Article 4 of the Council of Europe Statute specifies that membership is open to any "European" State. This has been interpreted liberally from the beginning (when Turkey was admitted) to include any Eurasian state with a toe-hold in Europe.

The following seems to be the relevant article

Article 4

Any European State which is deemed to be able and willing to fulfil the provisions of Article 3 may be invited to become a member of the Council of Europe by the Committee of Ministers.
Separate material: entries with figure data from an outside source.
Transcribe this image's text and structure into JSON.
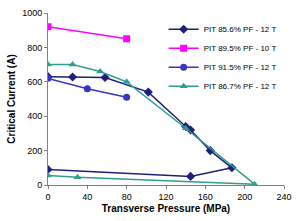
{
  "chart_data": {
    "type": "line",
    "x_label": "Transverse Pressure (MPa)",
    "y_label": "Critical Current (A)",
    "xlim": [
      0,
      240
    ],
    "xticks": [
      0,
      40,
      80,
      120,
      160,
      200,
      240
    ],
    "ylim": [
      0,
      1000
    ],
    "yticks": [
      0,
      200,
      400,
      600,
      800,
      1000
    ],
    "grid": false,
    "legend": "top right",
    "series": [
      {
        "name": "PIT 85.6% PF - 12 T",
        "color": "#1f1f7a",
        "marker": "diamond",
        "x": [
          0,
          25,
          58,
          102,
          140,
          145,
          165,
          187,
          145,
          0
        ],
        "values": [
          630,
          628,
          625,
          540,
          340,
          320,
          200,
          100,
          50,
          90
        ]
      },
      {
        "name": "PIT 89.5% PF - 10 T",
        "color": "#ff00ff",
        "marker": "square",
        "x": [
          0,
          80
        ],
        "values": [
          920,
          850
        ]
      },
      {
        "name": "PIT 91.5% PF - 12 T",
        "color": "#3535c8",
        "marker": "circle",
        "x": [
          0,
          40,
          80
        ],
        "values": [
          620,
          560,
          510
        ]
      },
      {
        "name": "PIT 86.7% PF - 12 T",
        "color": "#2e9e8e",
        "marker": "triangle",
        "x": [
          0,
          25,
          53,
          80,
          140,
          210,
          30,
          0
        ],
        "values": [
          700,
          700,
          660,
          600,
          330,
          5,
          45,
          55
        ]
      }
    ]
  }
}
Any State so invited shall become a member on the deposit on its behalf with the Secretary General of an instrument of accession to the present Statute.

Does "European" mean a country that is geographically in Europe, or can European cultural heritage make a country "European"? Has there been any statements on how the term "European" should be interpreted?

  • 1
    Isn't this more of a Eurovision Song Contest Board of Directors question than political?
    – user1530
    May 11, 2014 at 17:24
  • Sorry about the off-topic answer. I thought that I was still at your meta question when I was writing it. May 12, 2014 at 4:10
  • @DA. - I've edited the question to focus on the actual political part. The song contest is really just background.
    – Bobson
    May 12, 2014 at 14:11
  • I guess that at some point, they could, if they wanted to, remove the geographical references and let countries join independent of their location, but probably not in the near future. Mar 9, 2018 at 13:33

1 Answer 1


While the terms “European state” or “European country” might be considered ambiguous (though I’ve never heard them used in the general sense that you ascribe to them), the preamble to the Statute of the Council of Europe also speaks of the “like-minded countries of Europe”. This should make it clear that “European” is about geography here. Now, there are competing definitions of Europe’s geographical boundaries, and the term has been interpreted broadly by the Council of Europe members to include countries that are at least partly in Europe under any of the definitions; Australia, however, is no edge case – everyone agrees that it is not in Europe, so Council of Europe membership is not meant for it.

The political answer, of course, is that if any non-European country wanted to join and if the existing members were willing to make an exception and accept it, nothing would stop them. However, there is no precedent for that happening in the history of the Council of Europe.